The Revolving HashSet

A project I was working on had a fairly unique storage requirement: I needed a storage medium in which I could query its contents VERY quickly with Contains(), even when the set was relatively large; and when it reached a set size, it should start replacing its oldest values with incoming values – essentially a queue where the oldest values get trimmed once the queue reaches a certain size. Lets take a look at the solution achieved.

The first requirement is easily satisfied by a HashSet. However the second requirement exceeds the HashSet’s capabilities – it implies some sort of indexing is available on the collection; which HashSet does not (and was never intended to) provide.

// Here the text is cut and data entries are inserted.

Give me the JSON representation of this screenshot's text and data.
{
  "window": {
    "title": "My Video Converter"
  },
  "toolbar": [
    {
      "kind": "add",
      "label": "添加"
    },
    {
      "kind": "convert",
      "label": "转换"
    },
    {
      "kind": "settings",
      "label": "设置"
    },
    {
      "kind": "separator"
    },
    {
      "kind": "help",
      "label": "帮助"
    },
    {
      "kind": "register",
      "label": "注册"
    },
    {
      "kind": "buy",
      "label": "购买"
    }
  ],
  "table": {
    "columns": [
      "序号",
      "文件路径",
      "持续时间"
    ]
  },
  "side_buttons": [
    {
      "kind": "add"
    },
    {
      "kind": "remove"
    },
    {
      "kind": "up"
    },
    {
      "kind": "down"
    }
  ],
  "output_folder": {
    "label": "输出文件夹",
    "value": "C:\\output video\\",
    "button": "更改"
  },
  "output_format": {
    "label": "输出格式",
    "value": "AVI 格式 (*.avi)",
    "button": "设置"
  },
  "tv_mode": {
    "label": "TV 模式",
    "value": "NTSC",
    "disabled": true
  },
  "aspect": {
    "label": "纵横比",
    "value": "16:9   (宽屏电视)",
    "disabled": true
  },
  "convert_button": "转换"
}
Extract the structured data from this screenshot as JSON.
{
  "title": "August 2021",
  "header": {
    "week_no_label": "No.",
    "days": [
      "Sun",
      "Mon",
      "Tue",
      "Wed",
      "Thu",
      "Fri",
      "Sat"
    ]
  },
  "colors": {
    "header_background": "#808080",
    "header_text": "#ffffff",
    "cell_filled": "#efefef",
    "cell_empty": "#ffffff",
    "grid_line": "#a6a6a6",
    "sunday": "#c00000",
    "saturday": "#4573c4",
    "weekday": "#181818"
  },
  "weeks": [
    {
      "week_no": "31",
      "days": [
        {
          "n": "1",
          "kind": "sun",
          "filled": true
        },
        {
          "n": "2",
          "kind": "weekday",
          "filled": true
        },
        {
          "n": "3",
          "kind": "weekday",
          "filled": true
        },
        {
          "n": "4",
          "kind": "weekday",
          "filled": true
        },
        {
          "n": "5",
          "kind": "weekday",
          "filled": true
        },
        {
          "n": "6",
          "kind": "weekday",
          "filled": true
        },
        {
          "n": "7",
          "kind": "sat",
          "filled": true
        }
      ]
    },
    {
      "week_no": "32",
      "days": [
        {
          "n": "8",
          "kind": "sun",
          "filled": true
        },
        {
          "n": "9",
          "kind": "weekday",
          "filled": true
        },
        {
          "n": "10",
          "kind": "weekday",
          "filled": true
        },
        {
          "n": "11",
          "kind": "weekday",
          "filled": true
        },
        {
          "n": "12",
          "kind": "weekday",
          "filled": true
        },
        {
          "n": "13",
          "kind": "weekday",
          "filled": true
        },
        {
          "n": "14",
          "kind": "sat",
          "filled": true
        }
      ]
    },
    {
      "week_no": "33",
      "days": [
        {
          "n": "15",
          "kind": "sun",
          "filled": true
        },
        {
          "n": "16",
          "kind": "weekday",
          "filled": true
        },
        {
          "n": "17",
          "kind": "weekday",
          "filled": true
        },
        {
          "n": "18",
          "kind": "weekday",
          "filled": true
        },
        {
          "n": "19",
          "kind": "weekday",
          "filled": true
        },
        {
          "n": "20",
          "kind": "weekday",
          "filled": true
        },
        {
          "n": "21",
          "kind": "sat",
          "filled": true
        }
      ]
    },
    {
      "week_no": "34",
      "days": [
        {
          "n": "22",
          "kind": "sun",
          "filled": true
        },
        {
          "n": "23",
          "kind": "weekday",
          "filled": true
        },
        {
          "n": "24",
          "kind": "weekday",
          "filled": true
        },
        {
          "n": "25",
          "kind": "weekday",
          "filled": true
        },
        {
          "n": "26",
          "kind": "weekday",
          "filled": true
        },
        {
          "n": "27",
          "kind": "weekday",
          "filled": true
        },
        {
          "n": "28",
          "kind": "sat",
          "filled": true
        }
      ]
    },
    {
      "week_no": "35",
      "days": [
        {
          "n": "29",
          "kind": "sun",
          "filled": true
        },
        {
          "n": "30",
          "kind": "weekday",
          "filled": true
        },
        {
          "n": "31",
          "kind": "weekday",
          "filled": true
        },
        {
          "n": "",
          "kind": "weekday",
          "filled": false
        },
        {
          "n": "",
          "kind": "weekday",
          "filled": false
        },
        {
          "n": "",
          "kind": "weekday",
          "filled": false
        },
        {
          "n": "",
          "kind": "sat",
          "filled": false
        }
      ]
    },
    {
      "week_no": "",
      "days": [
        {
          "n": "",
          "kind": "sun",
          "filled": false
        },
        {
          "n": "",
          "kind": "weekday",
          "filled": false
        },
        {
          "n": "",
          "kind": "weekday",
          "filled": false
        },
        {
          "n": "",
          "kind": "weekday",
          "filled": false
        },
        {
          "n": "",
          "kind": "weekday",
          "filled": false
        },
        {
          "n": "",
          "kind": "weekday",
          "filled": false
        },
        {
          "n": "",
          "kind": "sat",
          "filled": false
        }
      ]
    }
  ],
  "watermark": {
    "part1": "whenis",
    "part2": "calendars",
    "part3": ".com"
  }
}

What I ended up creating was an extended HashSet, utilising a dictionary to track the hashset values. The dictionary is used to facilitate the ‘revolving queue’ type behaviour of the collection. When the size of the collection reaches a set maximumBufferSize (supplied upon creation) it will start trimming the oldest values of the HashSet and inserting the newer values incoming.

Code Snippet
  1. internal class RevolvingHashSet<T> : HashSet<T>
  2.     {
  3.         private Dictionary<int, T> _keys;
  4.         private int _maximumBufferSize;
  5.         private bool _revolve;
  6.         private int _insertionIndex;
  7.  
  8.         public RevolvingHashSet(int maximumBufferSize)
  9.         {
  10.             _maximumBufferSize = maximumBufferSize;
  11.             _keys = new Dictionary<int, T>();
  12.             _revolve = false;
  13.             _insertionIndex = 0;
  14.         }
  15.  
  16.         public new bool Add(T value)
  17.         {
  18.             if (_revolve)
  19.             {
  20.                 this.Remove(_keys[_insertionIndex]);
  21.             }
  22.  
  23.             base.Add(value);
  24.             _keys[_insertionIndex] = value;
  25.             _insertionIndex++;
  26.  
  27.             if (_insertionIndex == _maximumBufferSize)
  28.             {
  29.                 _revolve = true;
  30.                 _insertionIndex = 0;
  31.             }
  32.  
  33.             return true;
  34.         }
  35.     }

So we have introduced a little overhead when adding values (Although not much I have found through empirical testing), but achieved the main goals set out for the collection. Enjoy.